What really happened that night in December? For a long time I believed Leela used cannabis to boost me into a new state, a state where I no longer suffered from compulsive inner talk, but could instead choose to be quiet inside anytime I wanted. That's not quite right. What happened was really more remedial work than it was a boost in my state. Inner talking isn't an inescapable part of the human condition, it's a distortion we inflict on ourselves via human culture, via language and education. We learn to talk to ourselves inwardly as a side effect of learning language. That doesn't just fill our heads with useless ugly noise, it dumbs our mental processes down. Human minds work much better and faster when they directly grasp and process what's going on without laboriously putting it into words. Leela used cannabis to remove that compulsion, to make mental noise optional. It was a subtractive process, a remediation, not an addition.

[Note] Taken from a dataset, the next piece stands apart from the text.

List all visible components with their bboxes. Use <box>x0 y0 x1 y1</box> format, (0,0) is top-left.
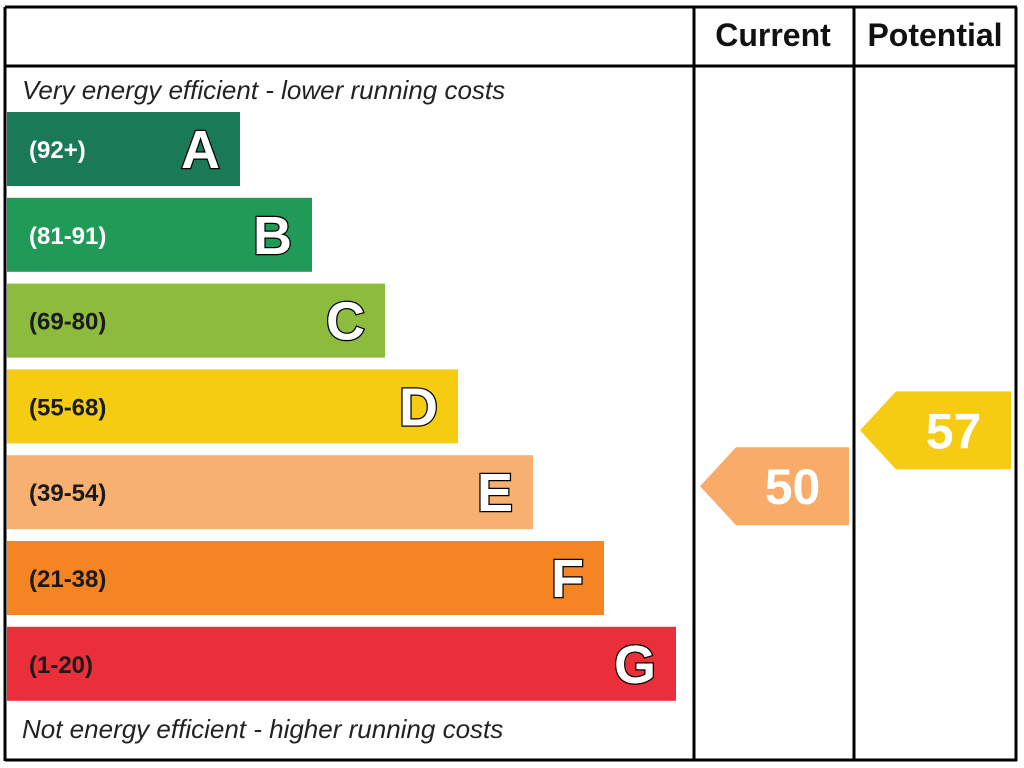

The pleasure of being. Recreational drugs are robbers, crude intruders. The pleasure my body gives me when I live well is subtle: a gentle glow of well-being, quiet satisfaction with the direction and progress of my life, loving the world in all its disarray, a sense that my life here has meaning. The ever-evolving pleasure of being alive. None of that ever got through when I was getting buzzes from alcohol or pot. Those buzzes are way too loud to let the subtle pleasure of living be felt. Even the mellowest drug or alcohol high is crude by comparison with the real thing. Drugs disrupt my body's exquisitely sensitive pleasure mechanisms. Being quiet inside is not automatic; mental noise is automatic. But inner quiet, serenity, is now my resting state. It's always there in the background, easy to reach. The quiet from that night in 2019 has never gone away. Instead it's gotten much deeper.